Paul exhorted these believers not to step away from their position in Christ and get entangled in the tactics that certain individuals could use to beguile them. Some were rigorously intent on bringing them back into the practices of Judaism in order to secure their merit before Yahweh. Paul exhorted them: Don’t get caught up in this waste of time!
The Body of Christ was held together by its design and was primed to grow as God had designed it. All this other falderal was just fruitless distraction and they were strongly urged to avoid it!
Though there seemed to be a promise in keeping the regulations, it was unfounded since these regulations lacked any value in “restraining sensual indulgence!” There was just no power in the keeping of them. There was just no strength to follow through. The real power was in the true Gospel.
Paul never tired of reminding believers in the early church that they had died with Christ. The work had already been done, so why sweat it!
The Apostle explained that since they had been raised with Christ that they were to set their hearts on things above, where every day, all day, Christ was and is seated at the right hand of God.
“Set your minds on things above, not on earthly things.
Their lives were both hidden and secure with Christ in God. Now that is pretty secure, if anyone asks me!
So back here on earth, while waiting for their appearing with Christ in glory, they were to take some meaningful spiritual action. They were to be vigilant, decisive, and methodical in making sure that they lived Kingdom principles.

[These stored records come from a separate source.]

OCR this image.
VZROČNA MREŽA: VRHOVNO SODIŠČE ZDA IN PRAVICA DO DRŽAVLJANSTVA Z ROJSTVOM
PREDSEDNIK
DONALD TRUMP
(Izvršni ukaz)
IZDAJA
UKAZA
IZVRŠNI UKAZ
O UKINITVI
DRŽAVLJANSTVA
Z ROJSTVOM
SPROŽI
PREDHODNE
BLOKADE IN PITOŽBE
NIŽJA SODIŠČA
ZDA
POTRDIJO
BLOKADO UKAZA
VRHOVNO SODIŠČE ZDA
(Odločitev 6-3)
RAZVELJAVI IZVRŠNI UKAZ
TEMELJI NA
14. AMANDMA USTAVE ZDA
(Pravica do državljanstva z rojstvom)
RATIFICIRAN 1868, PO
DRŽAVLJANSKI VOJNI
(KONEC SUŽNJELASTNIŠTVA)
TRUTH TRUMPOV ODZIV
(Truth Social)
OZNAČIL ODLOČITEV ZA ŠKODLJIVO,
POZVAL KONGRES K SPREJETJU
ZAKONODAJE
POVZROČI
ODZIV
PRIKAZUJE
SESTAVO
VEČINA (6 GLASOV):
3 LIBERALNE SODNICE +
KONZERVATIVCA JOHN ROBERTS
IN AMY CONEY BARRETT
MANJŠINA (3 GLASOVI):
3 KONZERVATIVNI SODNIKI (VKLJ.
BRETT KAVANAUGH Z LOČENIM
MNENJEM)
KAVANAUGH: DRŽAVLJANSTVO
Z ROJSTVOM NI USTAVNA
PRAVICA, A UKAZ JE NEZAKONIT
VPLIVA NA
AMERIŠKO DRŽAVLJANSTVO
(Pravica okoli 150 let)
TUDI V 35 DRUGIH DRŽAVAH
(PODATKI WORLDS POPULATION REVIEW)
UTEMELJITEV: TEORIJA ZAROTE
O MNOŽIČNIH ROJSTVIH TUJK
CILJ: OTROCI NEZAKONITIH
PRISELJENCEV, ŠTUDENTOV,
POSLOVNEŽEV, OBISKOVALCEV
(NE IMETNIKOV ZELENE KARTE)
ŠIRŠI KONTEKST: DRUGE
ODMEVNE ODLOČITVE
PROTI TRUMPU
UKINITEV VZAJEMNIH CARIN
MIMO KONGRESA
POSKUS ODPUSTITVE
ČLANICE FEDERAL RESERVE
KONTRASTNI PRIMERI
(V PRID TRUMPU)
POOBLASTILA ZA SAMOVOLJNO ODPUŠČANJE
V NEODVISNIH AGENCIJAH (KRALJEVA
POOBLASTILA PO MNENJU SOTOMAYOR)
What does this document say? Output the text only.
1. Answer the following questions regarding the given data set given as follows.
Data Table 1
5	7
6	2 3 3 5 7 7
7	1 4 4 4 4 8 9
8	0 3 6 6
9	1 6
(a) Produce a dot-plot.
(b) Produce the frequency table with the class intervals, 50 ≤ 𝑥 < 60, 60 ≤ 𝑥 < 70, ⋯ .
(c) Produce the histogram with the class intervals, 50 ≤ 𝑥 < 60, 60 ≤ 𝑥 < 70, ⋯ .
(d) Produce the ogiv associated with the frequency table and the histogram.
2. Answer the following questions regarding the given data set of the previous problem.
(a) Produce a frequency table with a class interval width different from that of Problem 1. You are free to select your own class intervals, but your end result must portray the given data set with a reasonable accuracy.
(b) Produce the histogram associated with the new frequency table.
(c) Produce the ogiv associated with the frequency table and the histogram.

1. Put to death whatever belonged to the earthly nature.
2. Put on new clothes.
They were to clothe themselves with: compassion, kindness, humility, gentleness and patience.
“Bear with each other and forgive one another if any of you has a grievance against someone.
3. Allow the peace of Christ to rule in their hearts.
4. Let the message of Christ dwell richly among them. This would be manifested by good teachings and joyful songs.
The homes of Christians were to exemplify the work of Christ and the grace of God in their lives. The Greco-Roman Household Codes were a guideline in that society. Paul urged the Christians to live a much higher standard and gave specific instructions to help believers see how this could be worked out in their daily lives in practical and loving ways.
This was the same kind of Gospel that the Roman believers had heard. In the introduction to the Epistle to the Romans Paul outlined the kind of Gospel that they, too, had heard.
*Yahweh had promised beforehand through the prophets.
by his resurrection from the dead.
*Gentiles could be called to the obedience that comes from faith.
*People were loved by God, belonged to Jesus Christ, and were called to be saints.
*Paul was eager to preach to them about it.
*A righteousness from God had been revealed.
*A righteousness that was by faith, from first to last.
*Righteous followers would live this Gospel by faith.
*Paul was not ashamed of this kind of Gospel!
Hopefully, after all is said and done, those of us today can say that the kind of Gospel that we have heard is the authentic one, like the one that the Colossians had heard.
The kind of Gospel that they had heard was the one that gave people life with energy because it had been birthed from Heaven. The Heavenly Father, the Lord Jesus Christ, and the Precious Holy Spirit were involved in getting this Gospel from the heights of heaven down to earth where it would have the most benefit.
Paul wrote with joy and conviction as he penned the words to this early Christian community. He was excited for them to be fully grounded in all that came with their heavenly gift. He did not want them to waste any time in truly living and experiencing this gift of salvation to the fullest.
This is the kind of Gospel that I have heard and have believed.
What kind of a Gospel have you heard??